Germany sends medical experts to Portugal as hospitals face COVID-19 crisis

Medical personnel in ambulances with COVID-19 patients wait in the queue at Santa Maria hospital, amid the coronavirus disease (COVID-19) pandemic in Lisbon, Portugal

Hospitals in Lisbon flooded with COVID-19 patients are at risk of failing to meet soaring demand for oxygen, the head of Portugal’s doctors association said as Germany sent military medics to the country to evaluate how they can help.

Portugal, with a confirmed total of 668,951 cases and 11,305 deaths including a record 293 dead on Wednesday, is struggling to handle a record surge in infections.

Hospitals are using two-thirds of their intensive care beds for COVID-19 patients and military hospitals are converting cafeterias into wards.

More than 20 ambulances with COVID-19 patients queued outside Portugal’s largest hospital, the Santa Maria in Lisbon, on Wednesday evening as they waited for beds to become available, according to a Reuters witness.

The hospital is struggling to cope with the number of patients and a spokesman said it only has one bed left in its COVID-19 ICU and around 10 on the ward.

Portugal fared better than other European countries in the first wave of the pandemic but now has the world’s highest seven-day average of new daily cases and deaths per million inhabitants.

On Tuesday night, 53 patients were transferred from Lisbon’s Fernando Fonseca Hospital to avert a collapse of its oxygen system. Another 32 were to be transferred on Wednesday to three other hospitals, Fernando Fonseca Hospital chief nurse Rui Santos told a news conference.

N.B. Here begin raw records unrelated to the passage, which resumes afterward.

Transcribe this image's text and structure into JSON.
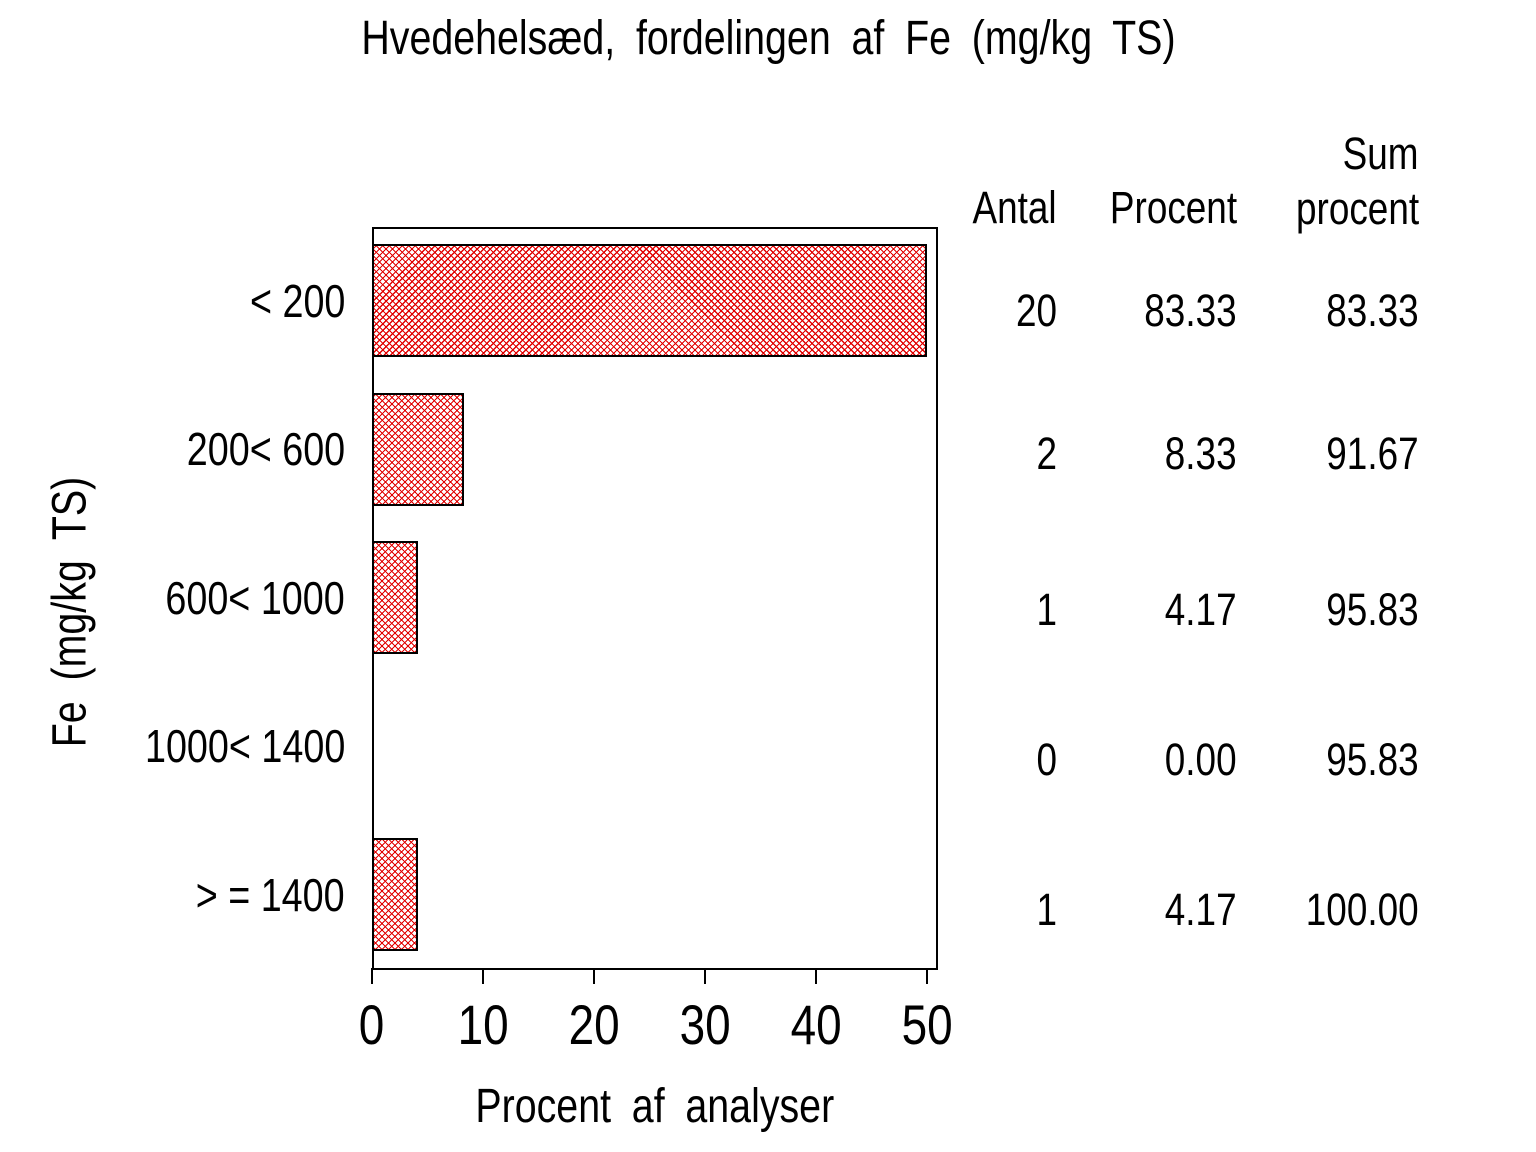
{
  "title": "Hvedehelsæd, fordelingen af Fe (mg/kg TS)",
  "y_axis": {
    "title": "Fe (mg/kg TS)"
  },
  "x_axis": {
    "title": "Procent af analyser",
    "tick_labels": [
      "0",
      "10",
      "20",
      "30",
      "40",
      "50"
    ]
  },
  "table": {
    "col_antal": "Antal",
    "col_procent": "Procent",
    "col_sum_line1": "Sum",
    "col_sum_line2": "procent",
    "rows": [
      [
        "20",
        "83.33",
        "83.33"
      ],
      [
        "2",
        "8.33",
        "91.67"
      ],
      [
        "1",
        "4.17",
        "95.83"
      ],
      [
        "0",
        "0.00",
        "95.83"
      ],
      [
        "1",
        "4.17",
        "100.00"
      ]
    ]
  },
  "chart_data": {
    "type": "bar",
    "orientation": "horizontal",
    "title": "Hvedehelsæd, fordelingen af Fe (mg/kg TS)",
    "xlabel": "Procent af analyser",
    "ylabel": "Fe (mg/kg TS)",
    "categories": [
      "< 200",
      "200< 600",
      "600< 1000",
      "1000< 1400",
      "> = 1400"
    ],
    "series": [
      {
        "name": "Procent",
        "values": [
          83.33,
          8.33,
          4.17,
          0.0,
          4.17
        ]
      },
      {
        "name": "Antal",
        "values": [
          20,
          2,
          1,
          0,
          1
        ]
      },
      {
        "name": "Sum procent",
        "values": [
          83.33,
          91.67,
          95.83,
          95.83,
          100.0
        ]
      }
    ],
    "displayed_bar_lengths": [
      50,
      8.33,
      4.17,
      0,
      4.17
    ],
    "xlim": [
      0,
      50
    ],
    "xticks": [
      0,
      10,
      20,
      30,
      40,
      50
    ],
    "grid": false,
    "legend": "none",
    "bar_fill_style": "red diagonal crosshatch with black outline",
    "bar_color": "#e10000",
    "layout_note": "first bar (83.33%) clipped at axis max 50"
  }
}
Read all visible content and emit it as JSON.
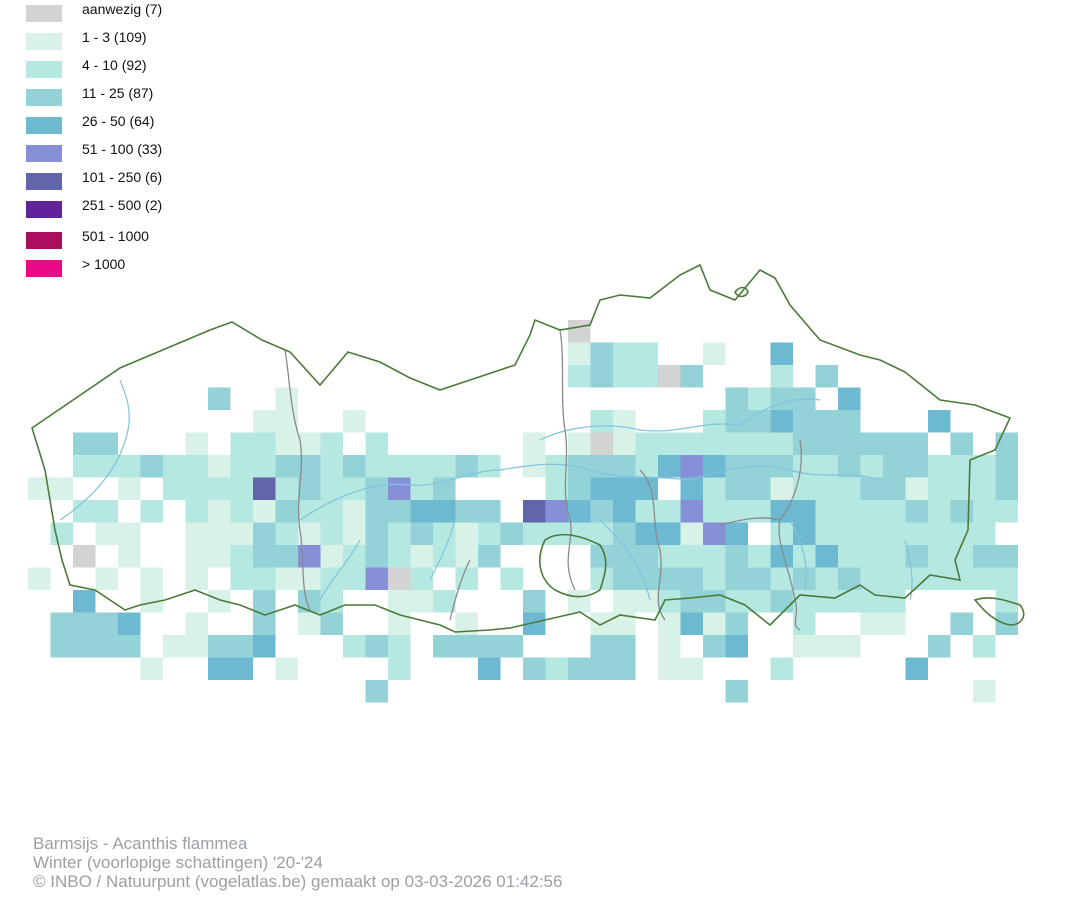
{
  "legend": {
    "items": [
      {
        "label": "aanwezig (7)",
        "color": "#d3d3d3"
      },
      {
        "label": "1 - 3 (109)",
        "color": "#d8f2e7"
      },
      {
        "label": "4 - 10 (92)",
        "color": "#b4e8e0"
      },
      {
        "label": "11 - 25 (87)",
        "color": "#93d2d6"
      },
      {
        "label": "26 - 50 (64)",
        "color": "#6db9d2"
      },
      {
        "label": "51 - 100 (33)",
        "color": "#8590d6"
      },
      {
        "label": "101 - 250 (6)",
        "color": "#6166ac"
      },
      {
        "label": "251 - 500 (2)",
        "color": "#62239a"
      },
      {
        "label": "501 - 1000",
        "color": "#ac0e5e"
      },
      {
        "label": "> 1000",
        "color": "#ea0a85"
      }
    ]
  },
  "colors": {
    "border": "#4b7a3c",
    "river": "#7fc3e0",
    "province": "#8a8a8a"
  },
  "caption": {
    "species": "Barmsijs - Acanthis flammea",
    "season": "Winter (voorlopige schattingen) '20-'24",
    "credit": "© INBO / Natuurpunt (vogelatlas.be) gemaakt op 03-03-2026 01:42:56"
  }
}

German military medical experts sent to Portugal “will be exploring the situation on the ground and trying to clarify what kind of support is needed and feasible,” a Defence Ministry spokesman said on Wednesday evening, confirming a report in Germany’s Der Spiegel magazine.

The Portuguese newspaper Observador said German medical experts had visited the Fernando Fonseca Hospital and would visit other health centres.

Health Secretary Antonio Lacerda Sales said the government was looking into getting more help from European partners.

The problem at Portuguese hospitals is not a lack of oxygen, but the fact that reservoirs cannot provide it at enough pressure to so many patients at once, Order of Doctors head Miguel Guimaraes told Observador radio.

“What is happening in these hospitals, and particularly in Lisbon, is that their capacity has been largely overwhelmed… It’s what we call ‘catastrophe medicine’,” he said.

Luis Pisco, president of Lisbon’s health authority, told broadcaster RTP that hospitals were working to boost reservoir capacity and improve distribution over the next fortnight.